Around the midpoint of The Deluge, a character laments how quickly “you wake up and you’re in a bad movie from the future”. It’s an offhand but accurate description of the economic, ecological and technological turmoil in Stephen Markley’s bleak vision of the coming decades. In his alternative 2030s, surveillance capitalism has ended privacy and AI has eroded human agency; financial markets collapse and the political sphere becomes yet more rabid. Above it all looms our inescapable, spiralling climate catastrophe.
Beginning in 2013 and rolling inexorably forward into a darkening century, The Deluge depicts an apocalypse in slow motion. There is no schism separating before and after, no single epochal event that marks a terminus for civilisation. It’s a story of incremental chaos, political lethargy and scientific minutiae, and it is utterly mesmerising. There have been many more flamboyant end-of-the-world scenarios in fiction, but few as frighteningly plausible.
Markley spent a decade on the book, which is constructed as a collage of texts: first- and third-person narratives intermingled with magazine articles, scientific papers, White House briefings and podcast transcripts. His ability to inject these ostensibly dry sources with pathos, verisimilitude and agility of voice sets the novel apart from other apocalyptic melodramas. Point-of-view characters span the sociopolitical spectrum and the wealth ladder. A marketing exec turned hedge fund manager, an ecoterrorist, a neurodiverse data analyst, an alienated addict: each offers a peephole into events, but together they form a comprehensive tapestry of a civilisation coming undone. Markley begins with the character of climate scientist Tony Pietrus in a chapter titled “The Phase Transitions of Methane Hydrates”. It feels like an open challenge to the reader, forewarning that this book will neither hold your hand nor care about your feelings.
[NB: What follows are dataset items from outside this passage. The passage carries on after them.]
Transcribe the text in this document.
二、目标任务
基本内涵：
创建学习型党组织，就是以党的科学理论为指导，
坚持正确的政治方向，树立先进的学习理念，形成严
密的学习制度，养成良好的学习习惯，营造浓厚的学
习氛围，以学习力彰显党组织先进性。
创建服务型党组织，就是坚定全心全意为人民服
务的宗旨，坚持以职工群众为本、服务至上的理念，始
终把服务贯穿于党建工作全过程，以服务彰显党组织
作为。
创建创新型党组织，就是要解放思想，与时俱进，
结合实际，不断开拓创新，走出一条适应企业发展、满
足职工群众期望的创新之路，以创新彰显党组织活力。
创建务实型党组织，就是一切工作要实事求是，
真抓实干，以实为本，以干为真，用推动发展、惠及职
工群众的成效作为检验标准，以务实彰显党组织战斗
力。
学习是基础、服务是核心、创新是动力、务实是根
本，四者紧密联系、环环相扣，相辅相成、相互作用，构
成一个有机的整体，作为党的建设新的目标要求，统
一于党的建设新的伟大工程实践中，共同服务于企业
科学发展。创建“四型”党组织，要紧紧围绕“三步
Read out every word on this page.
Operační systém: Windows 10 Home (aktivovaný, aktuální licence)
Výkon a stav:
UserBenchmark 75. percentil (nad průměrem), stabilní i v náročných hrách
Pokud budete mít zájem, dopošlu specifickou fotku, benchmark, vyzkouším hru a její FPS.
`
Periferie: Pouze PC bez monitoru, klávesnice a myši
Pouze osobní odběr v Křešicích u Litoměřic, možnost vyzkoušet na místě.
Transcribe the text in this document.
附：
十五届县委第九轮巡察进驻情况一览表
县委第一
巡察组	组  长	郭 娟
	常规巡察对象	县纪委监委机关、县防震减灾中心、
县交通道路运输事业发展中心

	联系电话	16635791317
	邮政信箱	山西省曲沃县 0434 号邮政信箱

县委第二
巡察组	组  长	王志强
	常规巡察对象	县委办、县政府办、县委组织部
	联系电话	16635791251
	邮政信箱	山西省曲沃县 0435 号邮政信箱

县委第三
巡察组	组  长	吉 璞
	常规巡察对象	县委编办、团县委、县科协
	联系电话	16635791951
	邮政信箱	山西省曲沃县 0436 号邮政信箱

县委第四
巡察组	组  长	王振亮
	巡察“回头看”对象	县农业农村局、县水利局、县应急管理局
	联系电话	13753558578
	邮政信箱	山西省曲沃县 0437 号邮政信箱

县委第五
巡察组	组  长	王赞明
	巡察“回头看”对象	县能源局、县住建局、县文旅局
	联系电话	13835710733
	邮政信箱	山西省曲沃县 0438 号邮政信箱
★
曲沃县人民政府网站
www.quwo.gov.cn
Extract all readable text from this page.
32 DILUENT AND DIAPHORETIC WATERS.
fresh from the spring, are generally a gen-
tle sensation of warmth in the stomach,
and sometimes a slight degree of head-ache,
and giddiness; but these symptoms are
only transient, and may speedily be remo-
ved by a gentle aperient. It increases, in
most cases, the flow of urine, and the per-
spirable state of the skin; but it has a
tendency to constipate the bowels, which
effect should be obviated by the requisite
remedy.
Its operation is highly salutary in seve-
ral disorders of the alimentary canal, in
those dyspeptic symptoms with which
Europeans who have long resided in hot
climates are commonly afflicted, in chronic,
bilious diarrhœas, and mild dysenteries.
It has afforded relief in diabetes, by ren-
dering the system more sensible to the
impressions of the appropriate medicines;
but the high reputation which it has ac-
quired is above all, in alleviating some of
Yet, for all its dispassionate techno-detail, The Deluge is a book with a big, pulsing heart. Worsening climatic conditions give rise to set pieces that would not be out of place in a Roland Emmerich movie: a mad dash into an immolated Los Angeles is a particular highlight. There are also quieter reasons to care. As we accompany Markley’s characters on their decades-long journey into night, the collective trauma and the personal begin to merge. One deeply problematic figure experiences a redemption arc that feels like a thematic spine, weighted with the implication that even the worst of us can be redeemed.
Hope is the hard-won prize at the end of this mammoth novel. After such rigorous adherence to the scientific and political realities of the crisis, it would be cheap to speculate that everything will be OK. But Markley at least offers some solace, that there is still value in the fight against Big Carbon and other malign actors who would take Earth beyond the brink. Perhaps this 900-page odyssey is best summed up in a father’s words to the daughter who will inherit our ruined world: “Some of us tried, baby. Some of us fought like hell.”